Supervised Deep Learning Training Dataset and Network for SAR despeckling.
We are now making the training dataset open-source. If you download and use this dataset, please cite our paper published in J-STARS.
The dataset is too large and is hosted on Google Drive. You can download it via the following link: Download Dataset
Owing to the unique geometric distortions as well as complicated speckle noise in SAR images it is extremely difficult to simulate geometric distortion similar to real SAR image. In addition, simulating noise as uniform and single-distributed also fails to fully represent speckle complexity. The article uses the temporal and spatial information of time series SAR images to create near-real SAR intensity datasets using an adaptive multilook method called generalized likelihood ratio test(GLRT), which outstandingly solves the problems encountered with simulated data. The resulting near-real image(noise-free reference image) can better preserve PS or strong scattering information. This dataset effectively preserves local features, structures, and edge details while significantly reducing oversmoothing and avoiding the introduction of filtering artifacts.
It is worth mentioning that the dataset used in the paper has a total of 270 pairs (training dataset 250 and validation dataset 20) of size 512x512. The uploaded dataset is subdivided into 256x256 size. After detailed inspection of their quality, some data pairs are removed, and finally 936 pairs of data are obtained.
The dataset contains gt image, original SAR intensity image and original SAR phase image. This is related to our proposed SAR denoising network: phase-guided deep despeckling network (SAR-PGD2Net). Based on the correlation between intensity/amplitude and phase, to improve the accuracy of speckle noise estimation, we introduce phase information in one subnetwork (speckle noise estimation subnetwork) of the proposed SAR-PGD2Net. If you don't need to use the original SAR phase image, you can ignore it.

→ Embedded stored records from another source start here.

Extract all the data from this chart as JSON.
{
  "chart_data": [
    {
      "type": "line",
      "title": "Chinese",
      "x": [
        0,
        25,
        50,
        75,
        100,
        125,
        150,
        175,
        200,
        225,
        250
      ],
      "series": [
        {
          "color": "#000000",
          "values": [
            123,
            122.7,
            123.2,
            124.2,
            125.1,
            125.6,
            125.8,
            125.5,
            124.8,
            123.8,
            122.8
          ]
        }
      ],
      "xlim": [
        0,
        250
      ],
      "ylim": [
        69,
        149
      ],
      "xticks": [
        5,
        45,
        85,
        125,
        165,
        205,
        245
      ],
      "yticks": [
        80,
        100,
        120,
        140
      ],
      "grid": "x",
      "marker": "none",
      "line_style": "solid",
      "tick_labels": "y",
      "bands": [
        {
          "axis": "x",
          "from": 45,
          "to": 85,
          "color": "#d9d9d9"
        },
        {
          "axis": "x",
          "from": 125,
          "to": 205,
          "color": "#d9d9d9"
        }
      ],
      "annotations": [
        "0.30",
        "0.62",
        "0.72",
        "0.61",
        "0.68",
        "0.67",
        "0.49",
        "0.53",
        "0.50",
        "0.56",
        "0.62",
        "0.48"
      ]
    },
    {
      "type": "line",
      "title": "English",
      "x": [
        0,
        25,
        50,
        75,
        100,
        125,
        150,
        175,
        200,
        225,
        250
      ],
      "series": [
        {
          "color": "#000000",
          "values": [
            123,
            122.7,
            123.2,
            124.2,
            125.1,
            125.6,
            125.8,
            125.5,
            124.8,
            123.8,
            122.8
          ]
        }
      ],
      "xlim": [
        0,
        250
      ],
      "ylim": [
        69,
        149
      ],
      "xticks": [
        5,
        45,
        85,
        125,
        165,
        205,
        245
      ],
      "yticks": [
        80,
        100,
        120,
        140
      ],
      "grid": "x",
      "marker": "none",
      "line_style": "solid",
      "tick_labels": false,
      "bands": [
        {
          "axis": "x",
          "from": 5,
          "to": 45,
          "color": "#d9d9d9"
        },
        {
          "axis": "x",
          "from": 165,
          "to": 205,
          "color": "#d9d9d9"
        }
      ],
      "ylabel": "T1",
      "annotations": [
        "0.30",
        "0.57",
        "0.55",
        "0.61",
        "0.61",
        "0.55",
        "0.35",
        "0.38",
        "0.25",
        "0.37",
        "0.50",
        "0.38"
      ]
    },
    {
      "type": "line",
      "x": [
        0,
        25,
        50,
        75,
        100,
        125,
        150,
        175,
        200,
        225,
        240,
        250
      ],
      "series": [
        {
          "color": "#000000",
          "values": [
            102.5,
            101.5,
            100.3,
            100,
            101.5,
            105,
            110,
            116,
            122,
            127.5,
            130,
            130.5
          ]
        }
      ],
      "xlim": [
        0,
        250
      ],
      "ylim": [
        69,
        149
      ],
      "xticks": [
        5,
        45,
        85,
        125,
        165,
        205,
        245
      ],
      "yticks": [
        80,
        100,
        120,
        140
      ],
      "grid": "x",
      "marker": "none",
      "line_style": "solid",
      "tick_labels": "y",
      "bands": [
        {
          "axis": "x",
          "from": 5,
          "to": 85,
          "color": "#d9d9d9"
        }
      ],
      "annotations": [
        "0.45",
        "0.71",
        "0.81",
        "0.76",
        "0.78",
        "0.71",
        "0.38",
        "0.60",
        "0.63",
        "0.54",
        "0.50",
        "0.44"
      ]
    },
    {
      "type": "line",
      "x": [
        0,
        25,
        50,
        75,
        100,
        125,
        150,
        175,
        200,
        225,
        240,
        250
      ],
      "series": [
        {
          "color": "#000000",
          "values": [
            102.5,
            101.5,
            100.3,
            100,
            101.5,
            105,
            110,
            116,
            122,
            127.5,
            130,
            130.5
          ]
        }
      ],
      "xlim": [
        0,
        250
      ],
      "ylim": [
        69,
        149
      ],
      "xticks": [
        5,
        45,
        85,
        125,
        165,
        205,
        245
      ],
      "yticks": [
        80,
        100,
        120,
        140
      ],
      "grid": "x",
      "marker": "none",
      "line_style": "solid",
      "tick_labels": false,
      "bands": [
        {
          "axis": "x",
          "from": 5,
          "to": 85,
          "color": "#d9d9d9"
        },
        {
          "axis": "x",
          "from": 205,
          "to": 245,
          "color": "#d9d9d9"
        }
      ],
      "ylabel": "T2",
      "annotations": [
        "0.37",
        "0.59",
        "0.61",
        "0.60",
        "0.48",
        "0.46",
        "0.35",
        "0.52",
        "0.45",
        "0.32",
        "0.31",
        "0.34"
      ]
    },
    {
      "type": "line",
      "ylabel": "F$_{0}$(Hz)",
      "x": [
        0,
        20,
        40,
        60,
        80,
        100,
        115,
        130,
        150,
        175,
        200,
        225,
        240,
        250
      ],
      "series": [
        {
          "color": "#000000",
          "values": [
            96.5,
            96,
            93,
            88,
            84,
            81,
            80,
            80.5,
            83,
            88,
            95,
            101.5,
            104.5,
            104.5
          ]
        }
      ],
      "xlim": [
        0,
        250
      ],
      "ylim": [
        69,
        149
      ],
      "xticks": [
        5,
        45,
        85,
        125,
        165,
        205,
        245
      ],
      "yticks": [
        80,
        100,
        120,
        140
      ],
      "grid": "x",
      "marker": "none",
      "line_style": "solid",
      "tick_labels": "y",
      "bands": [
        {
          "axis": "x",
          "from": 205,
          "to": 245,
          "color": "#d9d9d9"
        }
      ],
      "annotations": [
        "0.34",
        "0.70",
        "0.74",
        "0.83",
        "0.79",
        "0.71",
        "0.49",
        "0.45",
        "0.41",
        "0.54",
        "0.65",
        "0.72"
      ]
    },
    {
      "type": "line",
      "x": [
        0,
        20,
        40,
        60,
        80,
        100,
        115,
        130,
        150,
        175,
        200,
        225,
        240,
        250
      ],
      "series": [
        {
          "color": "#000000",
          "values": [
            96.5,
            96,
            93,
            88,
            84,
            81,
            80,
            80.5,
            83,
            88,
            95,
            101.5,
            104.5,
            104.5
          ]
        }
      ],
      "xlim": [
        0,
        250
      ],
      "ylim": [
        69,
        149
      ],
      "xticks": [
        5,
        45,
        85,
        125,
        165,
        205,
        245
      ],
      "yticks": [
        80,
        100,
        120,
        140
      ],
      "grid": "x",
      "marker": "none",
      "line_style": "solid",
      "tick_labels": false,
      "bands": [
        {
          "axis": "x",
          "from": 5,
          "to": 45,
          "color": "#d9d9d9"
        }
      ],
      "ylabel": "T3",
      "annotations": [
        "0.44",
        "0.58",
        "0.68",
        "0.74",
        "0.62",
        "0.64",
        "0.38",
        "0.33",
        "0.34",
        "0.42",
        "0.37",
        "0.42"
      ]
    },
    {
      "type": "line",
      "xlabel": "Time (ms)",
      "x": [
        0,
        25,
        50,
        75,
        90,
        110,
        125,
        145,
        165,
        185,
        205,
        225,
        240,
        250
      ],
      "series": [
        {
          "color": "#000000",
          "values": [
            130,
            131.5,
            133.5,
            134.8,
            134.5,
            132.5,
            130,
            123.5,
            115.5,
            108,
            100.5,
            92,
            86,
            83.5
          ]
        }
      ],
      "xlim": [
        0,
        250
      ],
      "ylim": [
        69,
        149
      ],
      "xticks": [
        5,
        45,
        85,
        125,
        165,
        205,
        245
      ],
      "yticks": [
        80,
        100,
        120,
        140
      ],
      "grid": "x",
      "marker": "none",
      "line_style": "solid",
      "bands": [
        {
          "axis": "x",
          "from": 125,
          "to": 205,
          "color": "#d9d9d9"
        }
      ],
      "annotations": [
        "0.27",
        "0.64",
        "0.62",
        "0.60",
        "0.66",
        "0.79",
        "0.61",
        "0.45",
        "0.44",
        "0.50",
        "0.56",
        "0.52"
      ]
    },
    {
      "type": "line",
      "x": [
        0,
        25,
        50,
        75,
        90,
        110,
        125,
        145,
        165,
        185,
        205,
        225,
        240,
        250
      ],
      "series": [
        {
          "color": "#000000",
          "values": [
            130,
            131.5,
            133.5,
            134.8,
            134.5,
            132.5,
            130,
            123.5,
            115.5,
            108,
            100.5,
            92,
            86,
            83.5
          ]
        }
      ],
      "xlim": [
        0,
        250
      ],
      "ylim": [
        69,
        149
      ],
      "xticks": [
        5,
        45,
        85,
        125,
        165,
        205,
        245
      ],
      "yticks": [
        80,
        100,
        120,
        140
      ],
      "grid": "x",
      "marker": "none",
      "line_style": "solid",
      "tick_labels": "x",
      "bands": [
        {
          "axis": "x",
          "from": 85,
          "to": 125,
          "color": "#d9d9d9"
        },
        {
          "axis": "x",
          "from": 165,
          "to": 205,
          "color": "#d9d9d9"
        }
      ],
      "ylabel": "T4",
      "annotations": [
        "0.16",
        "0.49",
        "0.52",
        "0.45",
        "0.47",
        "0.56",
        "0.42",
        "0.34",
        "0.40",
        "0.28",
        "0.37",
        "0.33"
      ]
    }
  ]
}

For more detailed information, please refer to the paper.
To make better use of the near-real datasets and effectively suppress speckle, we propose a deep learning architecture called PGD2Net that can achieve near real-time performance and estimates the high-quality clean intensity image.
We first construct a speckle noise estimation subnetwork (SNENet) to generate a speckle noise image by extracting the homogeneous noise. Subsequently, we establish another subnetwork (dual-branch denoising subnetwork, DBDNet) to conduct feature interaction and estimate the clean intensity image based on a specially designed cross-attention module. PGD2Net consists of the above two subnetworks and is optimized by a combined loss function.
The code for PGD2Net is currently unavailable for open source. Thank you for your understanding. We kindly ask for your patience.
Guan, Jianjun, et al. "Robust SAR Image Despeckling by Deep Learning From Near-Real Datasets." IEEE Journal of Selected Topics in Applied Earth Observations and Remote Sensing (2023).